Cultura & Spettacolo

Il ritorno (e la storia) degli 883 conquista una nuova generazione

di Flavia Romani -


Un salto indietro di trent’anni che è piaciuto a tutti: non perché siamo ringiovaniti, abbiamo solamente visto la serie tv del momento, Hanno ucciso l’Uomo Ragno, – La leggendaria storia degli 883. La serie a puntate (otto in totale) di Sky, prodotta da Sky Studios e Groenlandia, conferma ancora una volta non solo il grande momento della casa di produzione, ma anche la grande abilità del regista Sydney Sibilia che per raccontare la storia del mitico duo degli anni ’90 ha vestito i panni di creatore, co-sceneggiatore, co-produttore e co-regista.

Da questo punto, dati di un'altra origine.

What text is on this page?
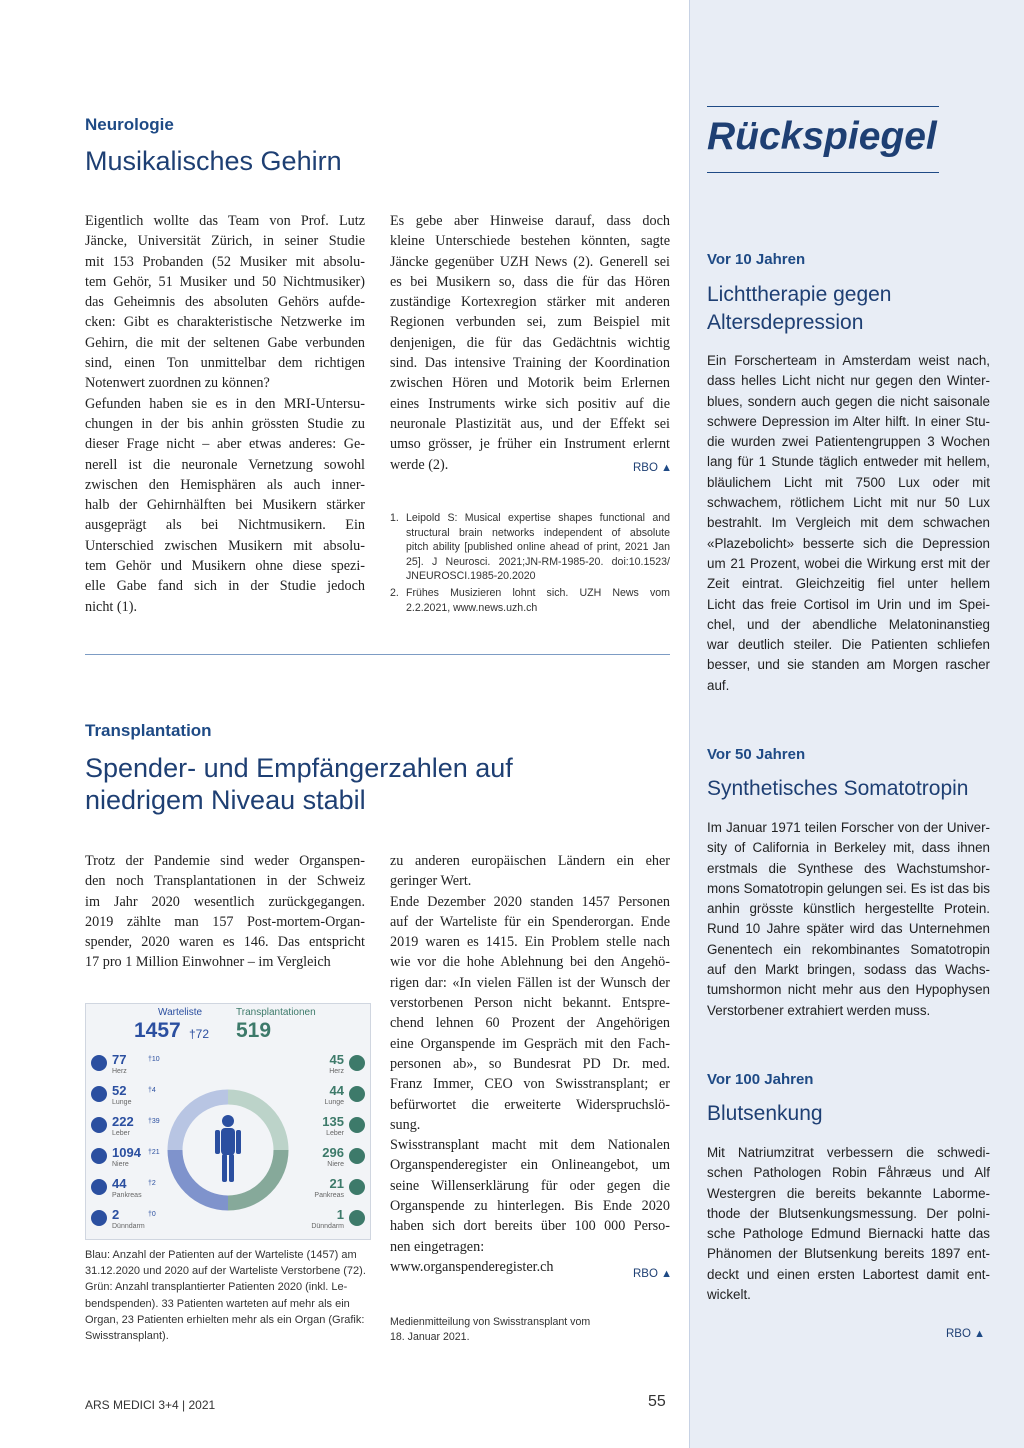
Rückspiegel
Vor 10 Jahren
Lichttherapie gegen
Altersdepression
Ein Forscherteam in Amsterdam weist nach,
dass helles Licht nicht nur gegen den Winter-
blues, sondern auch gegen die nicht saisonale
schwere Depression im Alter hilft. In einer Stu-
die wurden zwei Patientengruppen 3 Wochen
lang für 1 Stunde täglich entweder mit hellem,
bläulichem Licht mit 7500 Lux oder mit
schwachem, rötlichem Licht mit nur 50 Lux
bestrahlt. Im Vergleich mit dem schwachen
«Plazebolicht» besserte sich die Depression
um 21 Prozent, wobei die Wirkung erst mit der
Zeit eintrat. Gleichzeitig fiel unter hellem
Licht das freie Cortisol im Urin und im Spei-
chel, und der abendliche Melatoninanstieg
war deutlich steiler. Die Patienten schliefen
besser, und sie standen am Morgen rascher
auf.
Vor 50 Jahren
Synthetisches Somatotropin
Im Januar 1971 teilen Forscher von der Univer-
sity of California in Berkeley mit, dass ihnen
erstmals die Synthese des Wachstumshor-
mons Somatotropin gelungen sei. Es ist das bis
anhin grösste künstlich hergestellte Protein.
Rund 10 Jahre später wird das Unternehmen
Genentech ein rekombinantes Somatotropin
auf den Markt bringen, sodass das Wachs-
tumshormon nicht mehr aus den Hypophysen
Verstorbener extrahiert werden muss.
Vor 100 Jahren
Blutsenkung
Mit Natriumzitrat verbessern die schwedi-
schen Pathologen Robin Fåhræus und Alf
Westergren die bereits bekannte Laborme-
thode der Blutsenkungsmessung. Der polni-
sche Pathologe Edmund Biernacki hatte das
Phänomen der Blutsenkung bereits 1897 ent-
deckt und einen ersten Labortest damit ent-
wickelt.
RBO ▲
Neurologie
Musikalisches Gehirn
Eigentlich wollte das Team von Prof. Lutz
Jäncke, Universität Zürich, in seiner Studie
mit 153 Probanden (52 Musiker mit absolu-
tem Gehör, 51 Musiker und 50 Nichtmusiker)
das Geheimnis des absoluten Gehörs aufde-
cken: Gibt es charakteristische Netzwerke im
Gehirn, die mit der seltenen Gabe verbunden
sind, einen Ton unmittelbar dem richtigen
Notenwert zuordnen zu können?
Gefunden haben sie es in den MRI-Untersu-
chungen in der bis anhin grössten Studie zu
dieser Frage nicht – aber etwas anderes: Ge-
nerell ist die neuronale Vernetzung sowohl
zwischen den Hemisphären als auch inner-
halb der Gehirnhälften bei Musikern stärker
ausgeprägt als bei Nichtmusikern. Ein
Unterschied zwischen Musikern mit absolu-
tem Gehör und Musikern ohne diese spezi-
elle Gabe fand sich in der Studie jedoch
nicht (1).
Es gebe aber Hinweise darauf, dass doch
kleine Unterschiede bestehen könnten, sagte
Jäncke gegenüber UZH News (2). Generell sei
es bei Musikern so, dass die für das Hören
zuständige Kortexregion stärker mit anderen
Regionen verbunden sei, zum Beispiel mit
denjenigen, die für das Gedächtnis wichtig
sind. Das intensive Training der Koordination
zwischen Hören und Motorik beim Erlernen
eines Instruments wirke sich positiv auf die
neuronale Plastizität aus, und der Effekt sei
umso grösser, je früher ein Instrument erlernt
werde (2).	RBO ▲
1. Leipold S: Musical expertise shapes functional and
structural brain networks independent of absolute
pitch ability [published online ahead of print, 2021 Jan
25]. J Neurosci. 2021;JN-RM-1985-20. doi:10.1523/
JNEUROSCI.1985-20.2020
2. Frühes Musizieren lohnt sich. UZH News vom
2.2.2021, www.news.uzh.ch
Transplantation
Spender- und Empfängerzahlen auf
niedrigem Niveau stabil
Trotz der Pandemie sind weder Organspen-
den noch Transplantationen in der Schweiz
im Jahr 2020 wesentlich zurückgegangen.
2019 zählte man 157 Post-mortem-Organ-
spender, 2020 waren es 146. Das entspricht
17 pro 1 Million Einwohner – im Vergleich
zu anderen europäischen Ländern ein eher
geringer Wert.
Ende Dezember 2020 standen 1457 Personen
auf der Warteliste für ein Spenderorgan. Ende
2019 waren es 1415. Ein Problem stelle nach
wie vor die hohe Ablehnung bei den Angehö-
rigen dar: «In vielen Fällen ist der Wunsch der
verstorbenen Person nicht bekannt. Entspre-
chend lehnen 60 Prozent der Angehörigen
eine Organspende im Gespräch mit den Fach-
personen ab», so Bundesrat PD Dr. med.
Franz Immer, CEO von Swisstransplant; er
befürwortet die erweiterte Widerspruchslö-
sung.
Swisstransplant macht mit dem Nationalen
Organspenderegister ein Onlineangebot, um
seine Willenserklärung für oder gegen die
Organspende zu hinterlegen. Bis Ende 2020
haben sich dort bereits über 100 000 Perso-
nen eingetragen:
www.organspenderegister.ch	RBO ▲
Medienmitteilung von Swisstransplant vom
18. Januar 2021.
Warteliste
1457 †72
Transplantationen
519
77	†10
Herz
45
Herz
52	†4
Lunge
44
Lunge
222 †39
Leber
135
Leber
1094 †21
Niere
296
Niere
44	†2
Pankreas
21
Pankreas
2	†0
Dünndarm
1
Dünndarm
Blau: Anzahl der Patienten auf der Warteliste (1457) am
31.12.2020 und 2020 auf der Warteliste Verstorbene (72).
Grün: Anzahl transplantierter Patienten 2020 (inkl. Le-
bendspenden). 33 Patienten warteten auf mehr als ein
Organ, 23 Patienten erhielten mehr als ein Organ (Grafik:
Swisstransplant).
ARS MEDICI 3+4 | 2021	55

Un racconto di una storia che tutti noi abbiamo visto da fuori, sui palchi, in radio e in televisione e che ora invece ci è stata raccontata attraverso gli occhi dei protagonisti. È la storia di due giovani “sfigatelli” di Pavia, Max Pezzali (interpretato da Elia Nuzzolo) e di Mauro Repetto (interpretato da Matteo Oscar Giuggioli), due compagni di banco al liceo che hanno dato vita a una band “leggendaria” appunto, i cui successi dagli anni ’90 vengono cantati e ascoltati anche oggi, dopo trent’anni.

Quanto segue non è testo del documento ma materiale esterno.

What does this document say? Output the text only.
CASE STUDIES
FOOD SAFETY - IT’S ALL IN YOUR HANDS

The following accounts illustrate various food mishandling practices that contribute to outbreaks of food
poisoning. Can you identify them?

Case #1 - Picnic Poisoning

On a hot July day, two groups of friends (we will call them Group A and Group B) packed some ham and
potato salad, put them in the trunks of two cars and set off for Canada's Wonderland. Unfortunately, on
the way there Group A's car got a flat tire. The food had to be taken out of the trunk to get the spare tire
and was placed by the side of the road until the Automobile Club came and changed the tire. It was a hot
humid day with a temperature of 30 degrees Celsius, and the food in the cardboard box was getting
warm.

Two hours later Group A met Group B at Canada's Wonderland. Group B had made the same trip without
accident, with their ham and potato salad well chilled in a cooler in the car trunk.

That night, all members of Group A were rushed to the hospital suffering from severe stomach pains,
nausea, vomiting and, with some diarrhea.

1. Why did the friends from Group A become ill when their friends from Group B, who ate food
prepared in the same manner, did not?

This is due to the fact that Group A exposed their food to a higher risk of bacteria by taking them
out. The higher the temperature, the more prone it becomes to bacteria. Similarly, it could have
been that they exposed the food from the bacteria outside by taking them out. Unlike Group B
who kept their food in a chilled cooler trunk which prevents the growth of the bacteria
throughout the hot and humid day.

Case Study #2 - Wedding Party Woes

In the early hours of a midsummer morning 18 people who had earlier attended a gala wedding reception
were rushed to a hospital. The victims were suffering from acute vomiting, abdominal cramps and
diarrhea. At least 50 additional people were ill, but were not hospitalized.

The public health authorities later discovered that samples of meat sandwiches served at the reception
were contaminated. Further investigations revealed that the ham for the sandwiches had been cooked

E non è solamente un modo di dire: a parlare sono gli stream. Perché insieme al grande successo in tv – con due milioni di spettatori medi a episodio – e i tantissimi commenti sui social che hanno reso viralissimi i vari spezzoni della serie, sono tornate in classifica anche le canzoni degli 883, le stesse la cui origine viene mostrata puntata dopo puntata nella serie tv. Non me la menare, Con un deca, Come mai, Hanno ucciso l’uomo ragno, risuonano sì tra i nostalgici e tra coloro che quei successi li hanno sentiti per la prima volta nel 1992, ma anche tra i giovani che ri-scoprono quel mondo analogico che ormai sembra lontano anni luce. Ma non è una nostalgia da guardare solamente con gli occhi tristi, è quel sentimento di riscoperta di un tempo in cui tutto era “più facile” perché incerto e avvolto dal mistero, regalando una sorpresa dopo l’altra.

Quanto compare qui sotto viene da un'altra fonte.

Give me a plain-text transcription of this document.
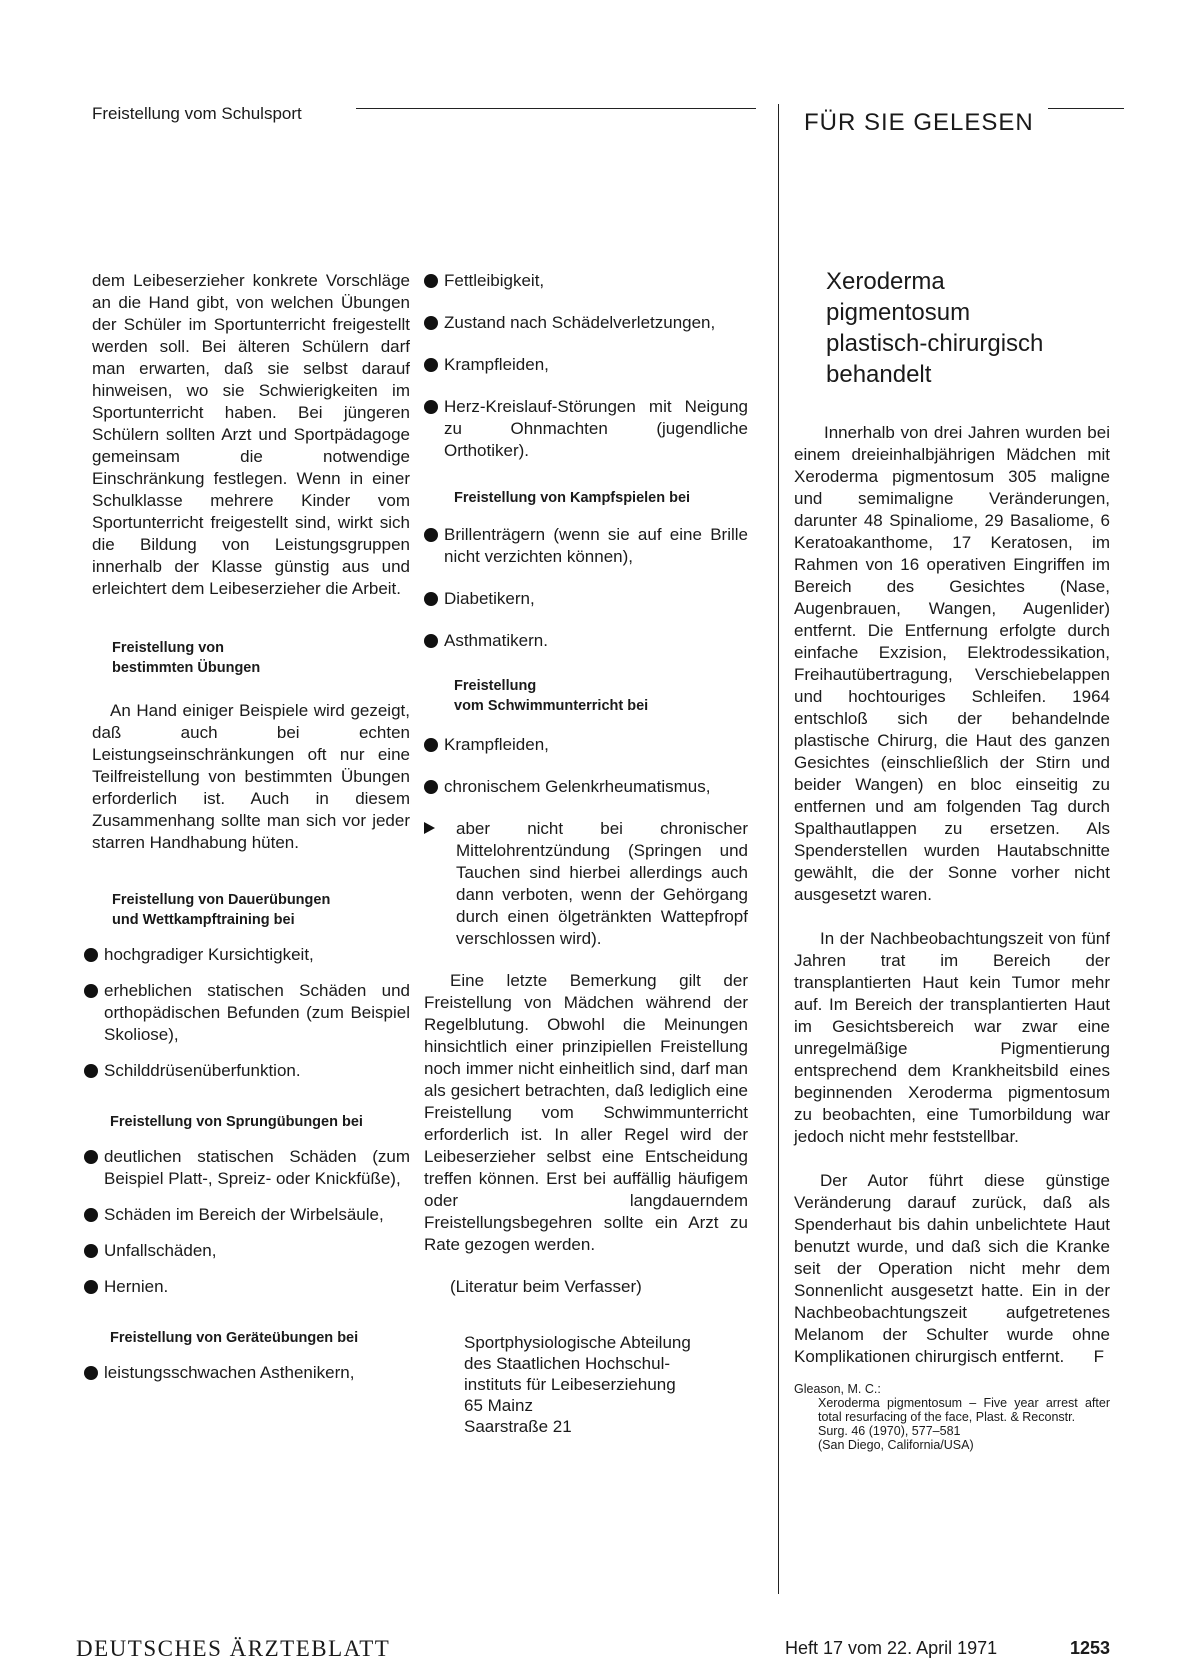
Freistellung vom Schulsport	FÜR SIE GELESEN

dem Leibeserzieher konkrete Vorschläge an die Hand gibt, von welchen Übungen der Schüler im Sportunterricht freigestellt werden soll. Bei älteren Schülern darf man erwarten, daß sie selbst darauf hinweisen, wo sie Schwierigkeiten im Sportunterricht haben. Bei jüngeren Schülern sollten Arzt und Sportpädagoge gemeinsam die notwendige Einschränkung festlegen. Wenn in einer Schulklasse mehrere Kinder vom Sportunterricht freigestellt sind, wirkt sich die Bildung von Leistungsgruppen innerhalb der Klasse günstig aus und erleichtert dem Leibeserzieher die Arbeit.

Freistellung von
bestimmten Übungen

An Hand einiger Beispiele wird gezeigt, daß auch bei echten Leistungseinschränkungen oft nur eine Teilfreistellung von bestimmten Übungen erforderlich ist. Auch in diesem Zusammenhang sollte man sich vor jeder starren Handhabung hüten.

Freistellung von Dauerübungen
und Wettkampftraining bei
hochgradiger Kursichtigkeit,
erheblichen statischen Schäden und orthopädischen Befunden (zum Beispiel Skoliose),
Schilddrüsenüberfunktion.
Freistellung von Sprungübungen bei
deutlichen statischen Schäden (zum Beispiel Platt-, Spreiz- oder Knickfüße),
Schäden im Bereich der Wirbelsäule,
Unfallschäden,
Hernien.
Freistellung von Geräteübungen bei
leistungsschwachen Asthenikern,
Fettleibigkeit,
Zustand nach Schädelverletzungen,
Krampfleiden,
Herz-Kreislauf-Störungen mit Neigung zu Ohnmachten (jugendliche Orthotiker).
Freistellung von Kampfspielen bei
Brillenträgern (wenn sie auf eine Brille nicht verzichten können),
Diabetikern,
Asthmatikern.
Freistellung
vom Schwimmunterricht bei
Krampfleiden,
chronischem Gelenkrheumatismus,
aber nicht bei chronischer Mittelohrentzündung (Springen und Tauchen sind hierbei allerdings auch dann verboten, wenn der Gehörgang durch einen ölgetränkten Wattepfropf verschlossen wird).

Eine letzte Bemerkung gilt der Freistellung von Mädchen während der Regelblutung. Obwohl die Meinungen hinsichtlich einer prinzipiellen Freistellung noch immer nicht einheitlich sind, darf man als gesichert betrachten, daß lediglich eine Freistellung vom Schwimmunterricht erforderlich ist. In aller Regel wird der Leibeserzieher selbst eine Entscheidung treffen können. Erst bei auffällig häufigem oder langdauerndem Freistellungsbegehren sollte ein Arzt zu Rate gezogen werden.

(Literatur beim Verfasser)
Sportphysiologische Abteilung
des Staatlichen Hochschul-
instituts für Leibeserziehung
65 Mainz
Saarstraße 21
Xeroderma
pigmentosum
plastisch-chirurgisch
behandelt

Innerhalb von drei Jahren wurden bei einem dreieinhalbjährigen Mädchen mit Xeroderma pigmentosum 305 maligne und semimaligne Veränderungen, darunter 48 Spinaliome, 29 Basaliome, 6 Keratoakanthome, 17 Keratosen, im Rahmen von 16 operativen Eingriffen im Bereich des Gesichtes (Nase, Augenbrauen, Wangen, Augenlider) entfernt. Die Entfernung erfolgte durch einfache Exzision, Elektrodessikation, Freihautübertragung, Verschiebelappen und hochtouriges Schleifen. 1964 entschloß sich der behandelnde plastische Chirurg, die Haut des ganzen Gesichtes (einschließlich der Stirn und beider Wangen) en bloc einseitig zu entfernen und am folgenden Tag durch Spalthautlappen zu ersetzen. Als Spenderstellen wurden Hautabschnitte gewählt, die der Sonne vorher nicht ausgesetzt waren.

In der Nachbeobachtungszeit von fünf Jahren trat im Bereich der transplantierten Haut kein Tumor mehr auf. Im Bereich der transplantierten Haut im Gesichtsbereich war zwar eine unregelmäßige Pigmentierung entsprechend dem Krankheitsbild eines beginnenden Xeroderma pigmentosum zu beobachten, eine Tumorbildung war jedoch nicht mehr feststellbar.

Der Autor führt diese günstige Veränderung darauf zurück, daß als Spenderhaut bis dahin unbelichtete Haut benutzt wurde, und daß sich die Kranke seit der Operation nicht mehr dem Sonnenlicht ausgesetzt hatte. Ein in der Nachbeobachtungszeit aufgetretenes Melanom der Schulter wurde ohne Komplikationen chirurgisch entfernt.	F

Gleason, M. C.:
Xeroderma pigmentosum – Five year arrest after total resurfacing of the face, Plast. & Reconstr.
Surg. 46 (1970), 577–581
(San Diego, California/USA)
DEUTSCHES ÄRZTEBLATT	Heft 17 vom 22. April 1971	1253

La serie tv racconta la vita semplice di due ragazzi che dalla tavernetta arrivano al palco del Festivalbar, racconta la noia delle sere d’estate, una canzone promessa a una ragazza, la caccia a un rospo e la scelta di abiti di scena su cui fare più di una riflessione. Tutti elementi che potrebbero sembrare all’apparenza di poco conto, ma che formano un racconto ricco di vissuto e di vita di una generazione che trasmette nostalgia.
Non è necessario amare le canzoni e conoscere la storia degli 883 per vedere questa serie, che forse rappresenta una delle produzioni italiane migliori da molti anni a questa parte. E non finisce qui. Perché il finale di stagione, che culmina con il grande successo raggiunto nel 1992 e il concertone di chiusura all’Acquafan di Riccione, sembra giusto lasciare lo spazio a un qualcosa. E quel qualcosa è proprio una seconda stagione, confermata dallo stesso regista della serie, Sydney Sibilia che, dice, c’è ancora molto da raccontare.
“La stiamo scrivendo e fra poco la giriamo pure. Potrebbe arrivare tra un anno. Il bello deve ancora venire, abbiamo tutte le canzoni fighe ancora non citate”. Quindi tutti pronti per Nord, Sud, Ovest, Est.